Some VXX closing values compared to the VIX index:
- Its first day of trading, 30-Jan-09, VXX closed at a reverse split adjusted 418.32, the VIX index closed at 44.95
- December 2009 VXX had dropped to 152, a 63% decline, compared to the 50% drop in the VIX index value to 22.
- 8-September-2010, VXX closed at 77, VIX at 23.25.
- 12-January-2011, VXX closed at 33.25 v.s. a VIX value of 16.24.
- 9-March-2012, VXX closed at 22.24, VIX at 17.11
This is a substantial tracking error. Given its dismal track record it is surprising that VXX usually trades over 22 million shares a day. I think the allure comes from its reliable negative correlation with the equity markets. If SPY has a significantly down day, you can be pretty confident VXX will have a good day—unlike some investments like gold.
On June 1st 2010 options on VXX were introduced and became almost immediately successful. I think retail investors flocked to them because they lacked most of the VIX option weirdities—such as European exercise, different expiration dates, VRO based settlement values, and greeks that are generally wrong. VXX options have VXX as the underlying, which avoids the perpetual confusion associated withVIX options where volatility futures are the actual underlying not the VIX index. VXX weekly options are also available.
- The bid / ask spreads are huge! Never pay what is offered, use limit orders and split the bid/ask prices (e.g., if the spread is 3.40/3.80 and you want to buy, offer 3.60 or 3.70 with a limit order.) More on trading VIX options here.

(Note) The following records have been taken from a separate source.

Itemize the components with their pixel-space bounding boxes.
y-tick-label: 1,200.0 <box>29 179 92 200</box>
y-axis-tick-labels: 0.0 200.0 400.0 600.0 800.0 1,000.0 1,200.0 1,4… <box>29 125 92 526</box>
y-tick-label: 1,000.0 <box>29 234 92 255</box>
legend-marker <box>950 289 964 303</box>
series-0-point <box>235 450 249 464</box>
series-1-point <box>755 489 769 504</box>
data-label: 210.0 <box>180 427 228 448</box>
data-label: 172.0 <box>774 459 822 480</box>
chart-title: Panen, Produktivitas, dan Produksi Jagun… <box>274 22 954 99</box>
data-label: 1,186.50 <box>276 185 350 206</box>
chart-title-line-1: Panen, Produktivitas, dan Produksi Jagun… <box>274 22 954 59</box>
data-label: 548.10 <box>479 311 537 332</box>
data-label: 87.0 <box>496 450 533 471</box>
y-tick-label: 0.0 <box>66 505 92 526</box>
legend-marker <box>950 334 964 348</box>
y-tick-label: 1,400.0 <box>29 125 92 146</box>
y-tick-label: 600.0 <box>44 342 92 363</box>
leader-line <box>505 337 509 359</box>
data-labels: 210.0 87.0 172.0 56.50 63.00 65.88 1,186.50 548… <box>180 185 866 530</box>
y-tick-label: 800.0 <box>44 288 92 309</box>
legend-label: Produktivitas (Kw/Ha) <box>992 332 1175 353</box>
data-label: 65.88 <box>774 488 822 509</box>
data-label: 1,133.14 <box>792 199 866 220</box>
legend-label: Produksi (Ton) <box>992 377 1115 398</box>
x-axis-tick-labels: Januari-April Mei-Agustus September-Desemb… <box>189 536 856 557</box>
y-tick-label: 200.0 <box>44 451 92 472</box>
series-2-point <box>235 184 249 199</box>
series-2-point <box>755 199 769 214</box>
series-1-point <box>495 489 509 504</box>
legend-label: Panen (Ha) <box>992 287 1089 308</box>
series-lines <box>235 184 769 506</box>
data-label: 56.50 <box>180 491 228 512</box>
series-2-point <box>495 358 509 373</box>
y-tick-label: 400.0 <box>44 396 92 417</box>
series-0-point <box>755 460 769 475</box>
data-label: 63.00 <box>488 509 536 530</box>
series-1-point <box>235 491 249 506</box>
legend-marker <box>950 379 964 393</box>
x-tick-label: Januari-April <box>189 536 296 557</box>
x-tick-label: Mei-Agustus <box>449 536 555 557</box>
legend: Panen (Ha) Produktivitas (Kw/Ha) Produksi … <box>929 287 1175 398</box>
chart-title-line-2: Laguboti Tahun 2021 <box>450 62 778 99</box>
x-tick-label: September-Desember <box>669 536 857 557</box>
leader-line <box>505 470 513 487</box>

- The VIX options are European exercise, unlike most equity options—practically this means the VIX options will predictably match (approximately) the VIX index, only once a month—the moment they expire.
- The posted greeks (delta, gamma, etc.,) are almost always wrong. See more here.
- Like all options, their premium value erodes with time, especially as you approach expiration.
If you want to go long on the VIX index you are probably hoping to speculate on its big swings, or you are trying to hedge your portfolio against big, sharp declines. If you want to speculate, be prepared to move in a hurry—the VIX drops quickly once the market angst subsides. Most of the action is over in a few days. If you want to hedge, frankly I’d look elsewhere (e.g., long term out of the money puts), because these two choices are expensive if you are trying to get enough leverage to really protect a long portfolio.